Note: Poster #18 is cross-listed in the poster competition category of Innovative Solutions to Public Health Challenges.
Poster # 18
Presenting Author: Yiming Chen (UMD SPH Doctoral Student in Department of Epidemiology and Biostatistics)
Faculty Mentors: Mei-Ling Ting Lee
Primary Category: Data Analytics, Surveillance, Community Needs Assessment, Pedagogy
Secondary Category: Innovative Solutions to Public Health Challenges
Background: The Non-Proportional Hazard (NPH) phenomenon is not uncommon in medical research. Traditional methods such as Cox model, Log-Rank test lose power significantly when PH assumption is violated.

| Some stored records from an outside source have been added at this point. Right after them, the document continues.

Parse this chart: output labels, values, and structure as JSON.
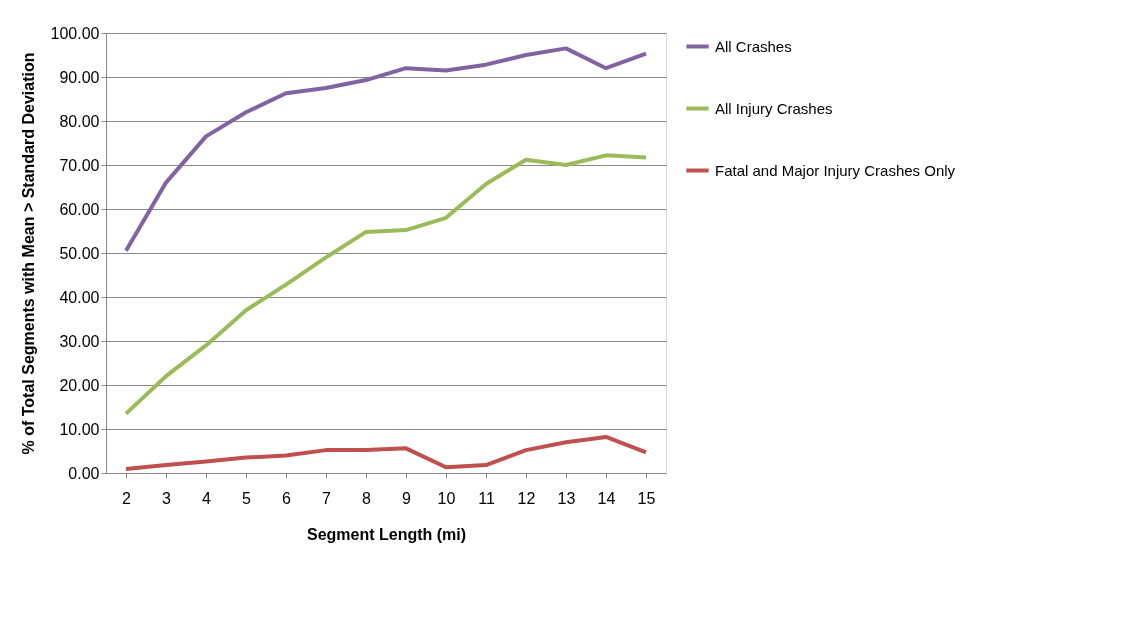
{
  "chart_data": {
    "type": "line",
    "xlabel": "Segment Length (mi)",
    "ylabel": "% of Total Segments with Mean > Standard Deviation",
    "categories": [
      "2",
      "3",
      "4",
      "5",
      "6",
      "7",
      "8",
      "9",
      "10",
      "11",
      "12",
      "13",
      "14",
      "15"
    ],
    "series": [
      {
        "name": "All Crashes",
        "color": "#8064a2",
        "values": [
          50.5,
          66,
          76.5,
          82,
          86.3,
          87.5,
          89.3,
          92,
          91.5,
          92.8,
          95,
          96.5,
          92,
          95.3
        ]
      },
      {
        "name": "All Injury Crashes",
        "color": "#9bbb59",
        "values": [
          13.5,
          22,
          29,
          37,
          42.8,
          49,
          54.8,
          55.2,
          58,
          65.7,
          71.2,
          70,
          72.2,
          71.7
        ]
      },
      {
        "name": "Fatal and Major Injury Crashes Only",
        "color": "#c0504d",
        "values": [
          0.9,
          1.8,
          2.6,
          3.5,
          4,
          5.2,
          5.2,
          5.6,
          1.3,
          1.8,
          5.2,
          7,
          8.2,
          4.7
        ]
      }
    ],
    "ylim": [
      0,
      100
    ],
    "yticks": [
      {
        "value": 0,
        "label": "0.00"
      },
      {
        "value": 10,
        "label": "10.00"
      },
      {
        "value": 20,
        "label": "20.00"
      },
      {
        "value": 30,
        "label": "30.00"
      },
      {
        "value": 40,
        "label": "40.00"
      },
      {
        "value": 50,
        "label": "50.00"
      },
      {
        "value": 60,
        "label": "60.00"
      },
      {
        "value": 70,
        "label": "70.00"
      },
      {
        "value": 80,
        "label": "80.00"
      },
      {
        "value": 90,
        "label": "90.00"
      },
      {
        "value": 100,
        "label": "100.00"
      }
    ],
    "grid": "y",
    "legend": "right",
    "marker": "none",
    "line_style": "solid"
  }
}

Goal: We would like to apply TR – a survival model based on first hitting time to address the NPH challenge, especially for group sequential design.
Objectives: A treatment is considered as beneficial using TR, in three cases. We design clinical trials for each of these cases and derived sample size formula for Case 1/2.
Approach/Methods: The group sequential design of TR following the parametric GSD convention.
Results: TR can easily address the NPH challenge with physical meanings. It further protects the overall study power regardless of the PH assumption.
Importance to Public Health: As the PH assumption is difficult to assess before the data are collected, using Cox PH model that relies on the assumption but fail to justify it at the end of study may lead to wrong conclusion. Hence, it’s beneficial to use TR based tests that do not require the assumption at all.